Chargers catcher Joey Parrillo

Parrillo, who is hitting .288 with 15 RBI and six doubles, while handling the staff  on the mound, said his relationship with Marshall dates back nearly a decade so he’s used to the sometimes-strangeness his battery mate makes. Parrillo said Marshall’s one-liners and “weird” stuff has a way of snapping his team out of things and realigning the focus.

“I’ve known Alex since elementary school so we’ve had a bond for a while,” Parrillo said. “In our time here though, we’ve really connected. But he is a weird kid, some of the stuff he says I have no idea where he comes up with it. But it works for him.”

Beattie said his senior backstop has been pivotal in the team’s successful two-season stretch and it his ability to form relationship with his pitchers, including four players who have reached 30 innings on the mound this season, and a combined staff 1.90 ERA.

“With a catcher, it all comes down to relationships and trust and Joey is gifted at creating relationships,” Beattie said. “Your chemistry between pitcher, catcher and umpire is so important, and Joey is a guy who creates that. He’s smart, he’s caught these guys for years, he knows what these guys need at any time and he is great at voicing those things to our team and making those things happen.”

Parrillo said focus on the task ahead for himself, Marshall and the Chargers’ five other returning seniors from last year’s first-ever district championship for the school, is no joking matter. He said there is a different attitude throughout the team heading back to the state tournament. Last year, he admitted there was a bit of a complacency, a “happy-to-be-here” attitude heading into states. The result: an uncharacteristic eight Strawberry Crest errors on the field in a 5-2 semifinal loss to Sarasota in Fort Myers.
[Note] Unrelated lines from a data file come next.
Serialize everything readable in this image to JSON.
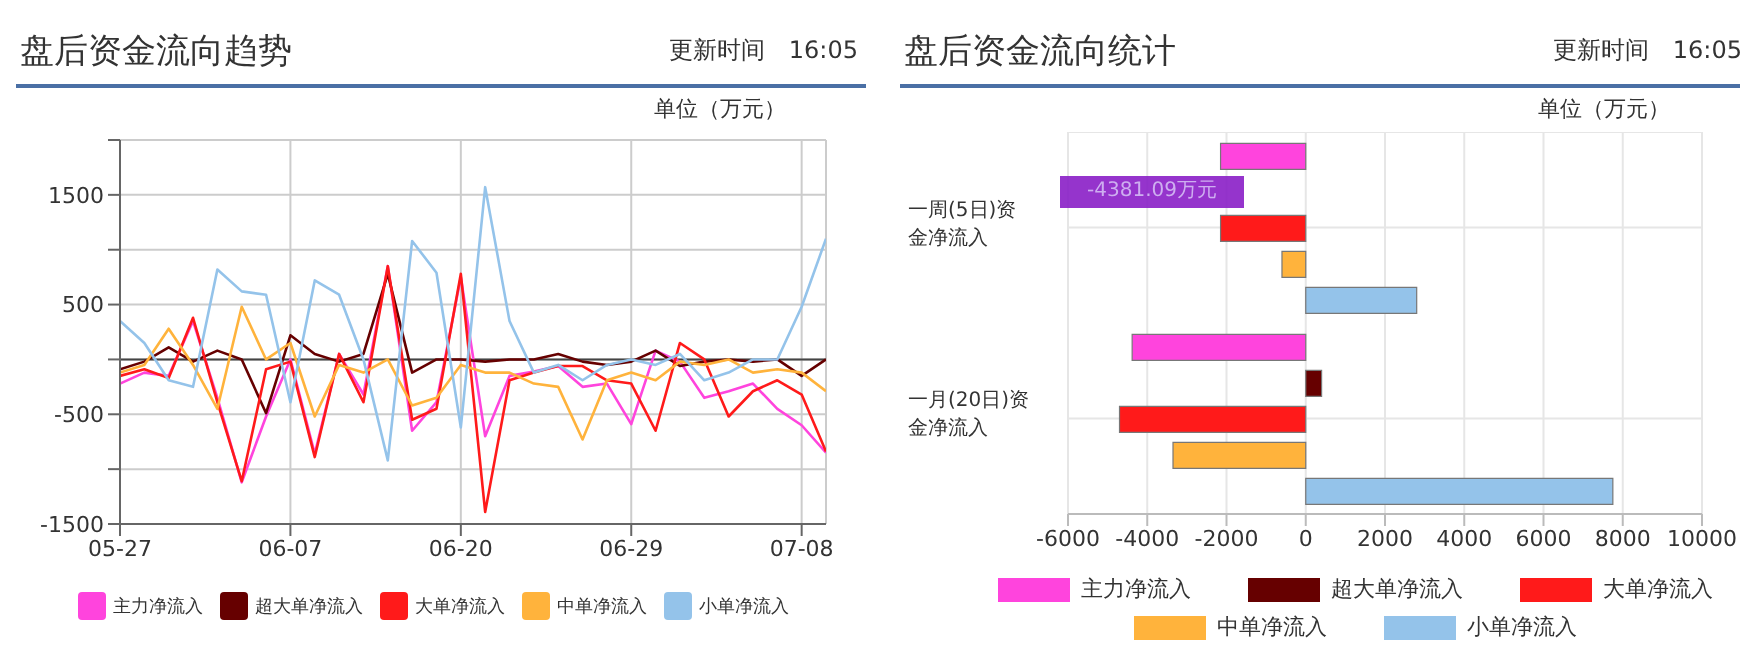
{
  "chart_data": [
    {
      "type": "line",
      "title": "盘后资金流向趋势",
      "subtitle": "更新时间　16:05",
      "annotations": [
        "单位（万元）"
      ],
      "categories": [
        "05-27",
        null,
        null,
        null,
        null,
        null,
        null,
        "06-07",
        null,
        null,
        null,
        null,
        null,
        null,
        "06-20",
        null,
        null,
        null,
        null,
        null,
        null,
        "06-29",
        null,
        null,
        null,
        null,
        null,
        null,
        "07-08",
        null
      ],
      "series": [
        {
          "name": "主力净流入",
          "color": "#ff44dd",
          "values": [
            -220,
            -120,
            -150,
            350,
            -350,
            -1120,
            -520,
            0,
            -860,
            50,
            -320,
            850,
            -650,
            -390,
            750,
            -700,
            -150,
            -110,
            -60,
            -250,
            -220,
            -590,
            80,
            -20,
            -350,
            -290,
            -220,
            -450,
            -600,
            -850
          ]
        },
        {
          "name": "超大单净流入",
          "color": "#660000",
          "values": [
            -90,
            -20,
            110,
            -20,
            80,
            0,
            -490,
            220,
            50,
            -20,
            50,
            780,
            -120,
            0,
            0,
            -20,
            0,
            0,
            50,
            -20,
            -50,
            -20,
            80,
            -60,
            -20,
            0,
            -20,
            0,
            -150,
            0
          ]
        },
        {
          "name": "大单净流入",
          "color": "#ff1a1a",
          "values": [
            -150,
            -90,
            -170,
            380,
            -390,
            -1110,
            -90,
            -20,
            -890,
            50,
            -390,
            850,
            -550,
            -450,
            780,
            -1390,
            -190,
            -120,
            -60,
            -60,
            -190,
            -220,
            -650,
            150,
            0,
            -520,
            -290,
            -190,
            -320,
            -840
          ]
        },
        {
          "name": "中单净流入",
          "color": "#ffb33c",
          "values": [
            -120,
            -50,
            280,
            -50,
            -450,
            480,
            0,
            150,
            -520,
            -50,
            -120,
            0,
            -420,
            -350,
            -50,
            -120,
            -120,
            -220,
            -250,
            -730,
            -190,
            -120,
            -190,
            -20,
            -50,
            0,
            -120,
            -90,
            -120,
            -290
          ]
        },
        {
          "name": "小单净流入",
          "color": "#94c3ea",
          "values": [
            350,
            150,
            -190,
            -250,
            820,
            620,
            590,
            -390,
            720,
            590,
            0,
            -920,
            1080,
            790,
            -620,
            1570,
            350,
            -120,
            -50,
            -190,
            -50,
            0,
            -50,
            50,
            -190,
            -120,
            0,
            0,
            480,
            1100
          ]
        }
      ],
      "ylim": [
        -1500,
        2000
      ],
      "yticks": [
        -1500,
        {
          "value": -1000,
          "label": null
        },
        -500,
        {
          "value": 0,
          "label": null
        },
        500,
        {
          "value": 1000,
          "label": null
        },
        1500,
        {
          "value": 2000,
          "label": null
        }
      ],
      "grid": true,
      "legend": "bottom",
      "marker": "none",
      "line_style": "solid"
    },
    {
      "type": "bar",
      "orientation": "horizontal",
      "title": "盘后资金流向统计",
      "subtitle": "更新时间　16:05",
      "annotations": [
        "单位（万元）",
        "-4381.09万元"
      ],
      "categories": [
        "一周(5日)资金净流入",
        "一月(20日)资金净流入"
      ],
      "series": [
        {
          "name": "主力净流入",
          "color": "#ff44dd",
          "values": [
            -2150,
            -4381.09
          ]
        },
        {
          "name": "超大单净流入",
          "color": "#660000",
          "values": [
            0,
            400
          ]
        },
        {
          "name": "大单净流入",
          "color": "#ff1a1a",
          "values": [
            -2150,
            -4700
          ]
        },
        {
          "name": "中单净流入",
          "color": "#ffb33c",
          "values": [
            -600,
            -3350
          ]
        },
        {
          "name": "小单净流入",
          "color": "#94c3ea",
          "values": [
            2800,
            7750
          ]
        }
      ],
      "xlim": [
        -6000,
        10000
      ],
      "xticks": [
        -6000,
        -4000,
        -2000,
        0,
        2000,
        4000,
        6000,
        8000,
        10000
      ],
      "grid": true,
      "legend": "bottom"
    }
  ]
}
“I think we were satisfied just getting to states,” Parrillo said. “This year we aren’t going there to just be satisfied. We are going out there to prove we are the best team. We will never again be satisfied by mediocrity, we are going there to win.”

Marshall added: “Eight errors. Eight errors. Eight errors. That is constantly on our minds. We went down to Fort Myers and we did that. We made eight errors in a state game. We refuse to let that happen again.”
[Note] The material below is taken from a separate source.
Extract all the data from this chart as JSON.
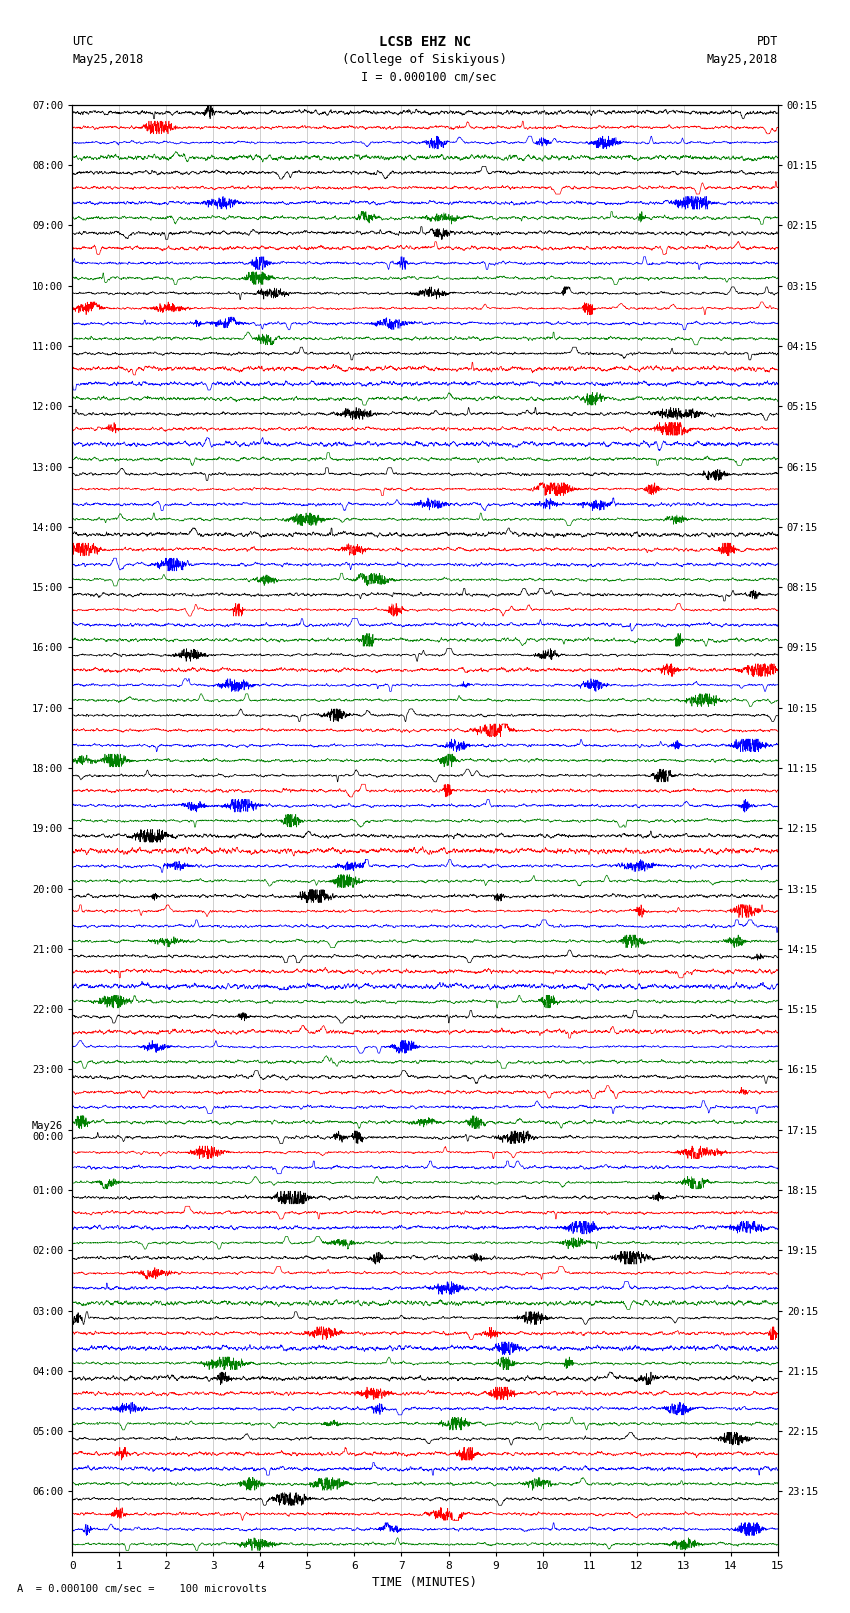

“I think we were a bit blinded by the lights and it had been a long, drawn out journey to that point,” Marshall said. “This year we know the ins-and-outs, we know what’s up, and we are going to go in like we own the place. We are a much different team.”

Strawberry Crest (18-10) has no plans to just smile and wave this season and are not going to just be happy with a visit to the state championship tournament.
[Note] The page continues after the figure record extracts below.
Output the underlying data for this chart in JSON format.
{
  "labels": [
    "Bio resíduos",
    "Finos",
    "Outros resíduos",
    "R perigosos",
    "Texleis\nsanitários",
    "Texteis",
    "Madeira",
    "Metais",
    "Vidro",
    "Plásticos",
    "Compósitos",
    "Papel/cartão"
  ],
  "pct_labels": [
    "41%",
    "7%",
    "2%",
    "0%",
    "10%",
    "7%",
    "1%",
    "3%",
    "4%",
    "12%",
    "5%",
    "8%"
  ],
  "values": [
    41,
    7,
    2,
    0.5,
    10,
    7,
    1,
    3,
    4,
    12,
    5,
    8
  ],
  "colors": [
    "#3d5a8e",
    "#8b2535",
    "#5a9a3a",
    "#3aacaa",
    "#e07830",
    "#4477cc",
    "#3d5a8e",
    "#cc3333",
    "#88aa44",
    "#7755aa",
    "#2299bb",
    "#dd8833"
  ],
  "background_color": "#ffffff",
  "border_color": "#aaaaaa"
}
“As proud of each other as we are, I don’t get a satisfied vibe from this group leading up to tomorrow,” Beattie said. “Last year we were just trying to win the first district championship for the school and we fed off that and won a region title too. To the players and to the families I think it was a, ‘hey we are just happy to be here’ mindset.”

“I don’t see that at all this year, I think we are going into tomorrow very, very hungry for a win tomorrow and I don’t think that is enough for these guys. They want to win. We want to win it all.”

And just to keep it weird, according to Beattie, who spent Tuesday’s post-practice afternoon getting his hair professionally dyed blonde, they’re bringing along a very big and very dead friend.

“We have kind of bought in that the fish was our saving grace against Chiles,” Beattie said. “We are absolutely bringing that fish with us to Fort Myers.”